Plus d’informations : https://www.advancedsciencenews.com/invisible-codes-help-robots-make-sense-of-their-environment/
Ici, les coquilles de cristaux liquides sont observées de côté, la gravité les rendant plus épaisses en bas et plus fines en haut. Cette asymétrie se traduit par un comportement optique variant progressivement de bas en haut, ce qui donne lieu à la variation de couleur lorsqu’on observe les coquilles dans un microscope optique.
Publication scientifique :
https://www.mdpi.com/2073-4352/11/8/913
Cette image montre une transition de phase des cristaux liquides de l’ordre parallèle à l’ordre stratifié qui a lieu dans un ensemble de coquilles fines.

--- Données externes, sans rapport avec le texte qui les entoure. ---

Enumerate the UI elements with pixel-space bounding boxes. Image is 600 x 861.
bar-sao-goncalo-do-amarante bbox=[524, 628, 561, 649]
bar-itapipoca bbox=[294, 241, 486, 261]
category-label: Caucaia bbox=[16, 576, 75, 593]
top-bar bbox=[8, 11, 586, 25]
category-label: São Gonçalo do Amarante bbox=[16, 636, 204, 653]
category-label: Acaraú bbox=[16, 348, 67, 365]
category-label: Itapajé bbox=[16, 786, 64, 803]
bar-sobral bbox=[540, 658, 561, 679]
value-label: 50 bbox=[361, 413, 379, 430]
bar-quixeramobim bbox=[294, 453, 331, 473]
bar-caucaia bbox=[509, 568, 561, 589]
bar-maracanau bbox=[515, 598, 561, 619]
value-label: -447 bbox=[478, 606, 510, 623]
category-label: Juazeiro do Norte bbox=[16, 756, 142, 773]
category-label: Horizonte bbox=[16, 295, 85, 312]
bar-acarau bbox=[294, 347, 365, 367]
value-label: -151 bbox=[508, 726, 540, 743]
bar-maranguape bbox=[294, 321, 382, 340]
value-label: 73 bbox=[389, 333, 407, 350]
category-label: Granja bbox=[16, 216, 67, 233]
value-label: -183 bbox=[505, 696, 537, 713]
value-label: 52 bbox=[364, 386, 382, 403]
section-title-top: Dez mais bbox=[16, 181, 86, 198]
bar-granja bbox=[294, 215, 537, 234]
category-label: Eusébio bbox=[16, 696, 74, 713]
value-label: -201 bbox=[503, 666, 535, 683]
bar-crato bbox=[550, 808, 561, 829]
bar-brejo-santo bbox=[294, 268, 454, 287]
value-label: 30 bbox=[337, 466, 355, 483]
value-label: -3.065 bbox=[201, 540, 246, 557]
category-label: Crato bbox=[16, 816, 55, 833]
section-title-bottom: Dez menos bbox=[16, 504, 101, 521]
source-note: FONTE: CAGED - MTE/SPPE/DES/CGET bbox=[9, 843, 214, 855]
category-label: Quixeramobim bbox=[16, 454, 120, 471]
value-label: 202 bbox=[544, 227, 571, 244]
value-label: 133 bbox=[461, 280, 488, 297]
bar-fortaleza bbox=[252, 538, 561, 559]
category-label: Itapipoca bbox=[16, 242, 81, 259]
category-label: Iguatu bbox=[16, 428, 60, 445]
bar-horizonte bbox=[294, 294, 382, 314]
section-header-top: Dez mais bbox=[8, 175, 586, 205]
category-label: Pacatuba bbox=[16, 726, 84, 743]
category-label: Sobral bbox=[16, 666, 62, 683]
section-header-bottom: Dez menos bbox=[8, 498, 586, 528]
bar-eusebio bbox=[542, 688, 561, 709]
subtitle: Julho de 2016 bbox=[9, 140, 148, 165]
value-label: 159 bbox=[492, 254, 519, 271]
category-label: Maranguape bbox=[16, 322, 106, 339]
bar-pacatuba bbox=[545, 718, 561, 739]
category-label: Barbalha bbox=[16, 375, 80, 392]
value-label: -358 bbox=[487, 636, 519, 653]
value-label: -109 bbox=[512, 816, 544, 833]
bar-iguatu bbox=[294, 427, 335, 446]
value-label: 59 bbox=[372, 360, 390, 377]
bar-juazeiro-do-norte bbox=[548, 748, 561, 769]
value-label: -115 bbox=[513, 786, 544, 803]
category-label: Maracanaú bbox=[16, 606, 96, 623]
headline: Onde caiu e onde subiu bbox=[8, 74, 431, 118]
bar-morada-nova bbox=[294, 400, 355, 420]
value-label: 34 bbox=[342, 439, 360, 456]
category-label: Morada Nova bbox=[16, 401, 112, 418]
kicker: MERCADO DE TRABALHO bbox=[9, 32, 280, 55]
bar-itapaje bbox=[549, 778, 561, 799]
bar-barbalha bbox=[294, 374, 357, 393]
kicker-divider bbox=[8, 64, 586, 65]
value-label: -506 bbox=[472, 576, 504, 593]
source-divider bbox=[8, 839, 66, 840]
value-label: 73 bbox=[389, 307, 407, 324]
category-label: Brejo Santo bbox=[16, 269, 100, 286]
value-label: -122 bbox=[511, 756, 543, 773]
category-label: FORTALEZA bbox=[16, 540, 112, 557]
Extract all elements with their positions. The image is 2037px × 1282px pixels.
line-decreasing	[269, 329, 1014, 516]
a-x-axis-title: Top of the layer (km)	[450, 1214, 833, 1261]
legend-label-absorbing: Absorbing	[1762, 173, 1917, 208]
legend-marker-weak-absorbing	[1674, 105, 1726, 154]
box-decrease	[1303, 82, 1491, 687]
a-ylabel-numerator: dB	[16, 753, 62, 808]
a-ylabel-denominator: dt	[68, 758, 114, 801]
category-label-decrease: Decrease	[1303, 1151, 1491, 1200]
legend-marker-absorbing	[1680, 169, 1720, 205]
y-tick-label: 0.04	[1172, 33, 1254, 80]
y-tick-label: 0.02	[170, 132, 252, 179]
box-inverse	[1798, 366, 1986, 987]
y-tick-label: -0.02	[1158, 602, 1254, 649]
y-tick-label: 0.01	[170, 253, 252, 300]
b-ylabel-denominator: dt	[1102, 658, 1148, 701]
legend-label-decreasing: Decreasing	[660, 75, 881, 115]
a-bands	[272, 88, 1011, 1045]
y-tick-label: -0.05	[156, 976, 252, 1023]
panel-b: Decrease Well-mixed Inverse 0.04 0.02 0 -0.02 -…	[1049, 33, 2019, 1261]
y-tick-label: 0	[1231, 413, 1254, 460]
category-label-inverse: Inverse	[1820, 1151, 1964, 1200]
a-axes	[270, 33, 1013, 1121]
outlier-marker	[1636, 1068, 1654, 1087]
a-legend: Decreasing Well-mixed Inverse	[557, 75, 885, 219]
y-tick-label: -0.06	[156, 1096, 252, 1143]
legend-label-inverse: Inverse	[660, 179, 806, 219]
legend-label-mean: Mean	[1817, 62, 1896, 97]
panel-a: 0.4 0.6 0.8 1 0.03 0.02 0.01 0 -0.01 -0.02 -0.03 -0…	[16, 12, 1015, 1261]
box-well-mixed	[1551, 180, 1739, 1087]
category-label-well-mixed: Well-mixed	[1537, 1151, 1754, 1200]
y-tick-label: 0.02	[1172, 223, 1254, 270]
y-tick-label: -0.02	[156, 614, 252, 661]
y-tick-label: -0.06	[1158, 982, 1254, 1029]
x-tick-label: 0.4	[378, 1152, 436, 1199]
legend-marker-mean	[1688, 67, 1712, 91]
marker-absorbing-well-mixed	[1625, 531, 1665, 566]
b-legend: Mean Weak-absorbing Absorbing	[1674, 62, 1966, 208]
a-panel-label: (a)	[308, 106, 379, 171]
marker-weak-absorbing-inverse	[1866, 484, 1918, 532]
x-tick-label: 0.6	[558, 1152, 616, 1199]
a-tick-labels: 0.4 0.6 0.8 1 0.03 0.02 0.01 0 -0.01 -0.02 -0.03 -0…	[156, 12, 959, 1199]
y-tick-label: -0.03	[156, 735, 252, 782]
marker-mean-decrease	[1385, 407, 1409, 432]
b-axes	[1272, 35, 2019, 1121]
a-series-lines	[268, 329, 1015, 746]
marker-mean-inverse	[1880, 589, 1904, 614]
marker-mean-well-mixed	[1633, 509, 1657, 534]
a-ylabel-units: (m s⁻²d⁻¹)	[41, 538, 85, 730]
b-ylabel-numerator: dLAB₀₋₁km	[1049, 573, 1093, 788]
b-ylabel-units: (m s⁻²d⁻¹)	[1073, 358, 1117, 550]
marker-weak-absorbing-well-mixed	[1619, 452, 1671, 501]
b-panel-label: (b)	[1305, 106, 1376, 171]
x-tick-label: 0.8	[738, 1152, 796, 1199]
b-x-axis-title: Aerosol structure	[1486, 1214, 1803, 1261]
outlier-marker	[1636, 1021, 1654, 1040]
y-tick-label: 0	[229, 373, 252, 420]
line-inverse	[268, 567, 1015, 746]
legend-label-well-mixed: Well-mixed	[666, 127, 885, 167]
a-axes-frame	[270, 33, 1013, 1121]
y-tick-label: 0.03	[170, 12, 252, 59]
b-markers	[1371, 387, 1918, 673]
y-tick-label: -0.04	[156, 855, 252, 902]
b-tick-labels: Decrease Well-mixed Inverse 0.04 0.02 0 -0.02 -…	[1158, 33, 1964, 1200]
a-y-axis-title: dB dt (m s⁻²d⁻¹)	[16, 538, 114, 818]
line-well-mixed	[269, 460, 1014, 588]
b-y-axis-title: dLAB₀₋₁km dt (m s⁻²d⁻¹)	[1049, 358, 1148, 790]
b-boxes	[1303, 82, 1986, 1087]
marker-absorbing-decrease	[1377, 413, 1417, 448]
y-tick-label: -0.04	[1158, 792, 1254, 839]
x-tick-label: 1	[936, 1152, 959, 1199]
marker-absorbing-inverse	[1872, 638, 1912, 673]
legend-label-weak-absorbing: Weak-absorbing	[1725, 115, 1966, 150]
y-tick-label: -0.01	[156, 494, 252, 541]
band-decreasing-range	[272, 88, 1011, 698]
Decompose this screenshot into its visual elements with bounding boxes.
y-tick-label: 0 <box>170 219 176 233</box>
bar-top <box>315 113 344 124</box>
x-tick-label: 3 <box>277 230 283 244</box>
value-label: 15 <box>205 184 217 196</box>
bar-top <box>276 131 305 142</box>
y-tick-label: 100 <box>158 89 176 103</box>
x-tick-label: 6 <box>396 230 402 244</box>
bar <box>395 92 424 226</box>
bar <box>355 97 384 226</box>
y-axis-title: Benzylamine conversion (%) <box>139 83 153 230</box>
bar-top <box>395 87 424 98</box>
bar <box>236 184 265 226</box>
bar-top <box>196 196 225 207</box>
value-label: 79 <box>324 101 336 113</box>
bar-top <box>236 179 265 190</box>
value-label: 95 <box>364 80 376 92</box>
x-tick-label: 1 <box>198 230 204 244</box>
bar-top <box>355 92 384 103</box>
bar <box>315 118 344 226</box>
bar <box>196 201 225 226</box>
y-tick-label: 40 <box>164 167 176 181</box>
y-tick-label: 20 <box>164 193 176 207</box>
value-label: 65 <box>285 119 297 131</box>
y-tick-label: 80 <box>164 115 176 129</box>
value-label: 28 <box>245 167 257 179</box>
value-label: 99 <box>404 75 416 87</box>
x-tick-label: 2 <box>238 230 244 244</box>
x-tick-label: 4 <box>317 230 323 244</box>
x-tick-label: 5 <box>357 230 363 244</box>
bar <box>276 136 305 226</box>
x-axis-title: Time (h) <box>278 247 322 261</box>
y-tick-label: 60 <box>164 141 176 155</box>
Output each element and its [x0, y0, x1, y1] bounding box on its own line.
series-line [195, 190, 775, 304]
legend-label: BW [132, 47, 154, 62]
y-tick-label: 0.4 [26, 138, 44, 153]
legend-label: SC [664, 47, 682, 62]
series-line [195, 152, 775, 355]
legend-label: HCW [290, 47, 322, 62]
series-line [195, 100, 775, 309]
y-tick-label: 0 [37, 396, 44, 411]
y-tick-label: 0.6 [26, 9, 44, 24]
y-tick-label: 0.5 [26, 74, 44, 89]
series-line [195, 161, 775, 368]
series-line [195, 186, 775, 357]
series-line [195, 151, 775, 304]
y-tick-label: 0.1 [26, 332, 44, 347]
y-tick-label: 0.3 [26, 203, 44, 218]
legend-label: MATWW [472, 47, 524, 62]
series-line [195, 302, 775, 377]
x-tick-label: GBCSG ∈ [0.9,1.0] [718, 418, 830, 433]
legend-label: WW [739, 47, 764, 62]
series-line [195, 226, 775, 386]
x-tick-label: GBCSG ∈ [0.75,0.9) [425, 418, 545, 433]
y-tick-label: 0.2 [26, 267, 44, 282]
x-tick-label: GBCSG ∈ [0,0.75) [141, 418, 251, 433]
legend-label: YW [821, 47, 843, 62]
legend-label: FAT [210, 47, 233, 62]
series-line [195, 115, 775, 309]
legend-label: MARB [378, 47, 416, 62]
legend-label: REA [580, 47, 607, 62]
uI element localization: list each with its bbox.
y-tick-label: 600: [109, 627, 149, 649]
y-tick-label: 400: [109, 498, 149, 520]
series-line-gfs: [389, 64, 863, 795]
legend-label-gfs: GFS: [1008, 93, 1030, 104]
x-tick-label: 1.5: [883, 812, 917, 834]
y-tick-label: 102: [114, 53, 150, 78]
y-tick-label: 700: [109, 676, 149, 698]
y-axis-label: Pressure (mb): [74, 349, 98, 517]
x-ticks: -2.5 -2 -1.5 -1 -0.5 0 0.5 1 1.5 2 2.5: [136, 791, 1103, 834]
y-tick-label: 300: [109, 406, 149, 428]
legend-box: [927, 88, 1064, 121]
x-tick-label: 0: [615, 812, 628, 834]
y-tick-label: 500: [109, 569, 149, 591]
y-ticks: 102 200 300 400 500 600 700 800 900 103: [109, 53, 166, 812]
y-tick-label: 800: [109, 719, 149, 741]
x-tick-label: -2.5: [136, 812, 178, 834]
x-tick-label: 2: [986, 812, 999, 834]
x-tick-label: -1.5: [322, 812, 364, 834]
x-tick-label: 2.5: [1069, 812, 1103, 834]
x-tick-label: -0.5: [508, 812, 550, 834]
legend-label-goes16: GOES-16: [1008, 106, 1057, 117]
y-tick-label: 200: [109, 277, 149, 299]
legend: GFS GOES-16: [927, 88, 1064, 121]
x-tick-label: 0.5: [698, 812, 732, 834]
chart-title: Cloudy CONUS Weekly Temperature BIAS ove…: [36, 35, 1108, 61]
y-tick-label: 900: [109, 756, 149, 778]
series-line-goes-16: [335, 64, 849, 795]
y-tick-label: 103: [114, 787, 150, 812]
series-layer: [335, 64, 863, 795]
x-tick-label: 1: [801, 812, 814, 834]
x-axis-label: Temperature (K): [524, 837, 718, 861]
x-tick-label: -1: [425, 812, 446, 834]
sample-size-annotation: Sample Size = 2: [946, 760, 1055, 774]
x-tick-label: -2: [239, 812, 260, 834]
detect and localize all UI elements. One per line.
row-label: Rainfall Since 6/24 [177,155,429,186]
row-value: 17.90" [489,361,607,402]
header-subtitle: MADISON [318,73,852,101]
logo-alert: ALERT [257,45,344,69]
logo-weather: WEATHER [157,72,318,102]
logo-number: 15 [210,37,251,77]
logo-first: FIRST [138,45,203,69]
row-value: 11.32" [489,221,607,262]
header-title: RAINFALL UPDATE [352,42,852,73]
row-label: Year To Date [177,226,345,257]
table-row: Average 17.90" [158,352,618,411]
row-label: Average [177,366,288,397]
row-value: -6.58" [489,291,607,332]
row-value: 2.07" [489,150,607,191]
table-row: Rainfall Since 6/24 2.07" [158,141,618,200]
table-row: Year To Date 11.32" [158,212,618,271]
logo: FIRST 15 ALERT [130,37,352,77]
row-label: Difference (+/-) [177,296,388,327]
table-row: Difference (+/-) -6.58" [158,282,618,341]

Comme les coquilles sont produites dans une voie microfluidique donnant des résultats hautement reproductibles, elles sont toutes identiques en termes de diamètre et d’épaisseur, mais chaque coquille présente néanmoins certaines caractéristiques uniques dues aux fluctuations thermiques de l’ordre des cristaux liquides.
Une fois que la transition de phase amorcée dans l’image ci-dessus est terminée, un réseau régulier de couches incurvées constitue l’état d’équilibre, donnant lieu à une belle texture en forme de pétale de fleur dans toutes les coquilles.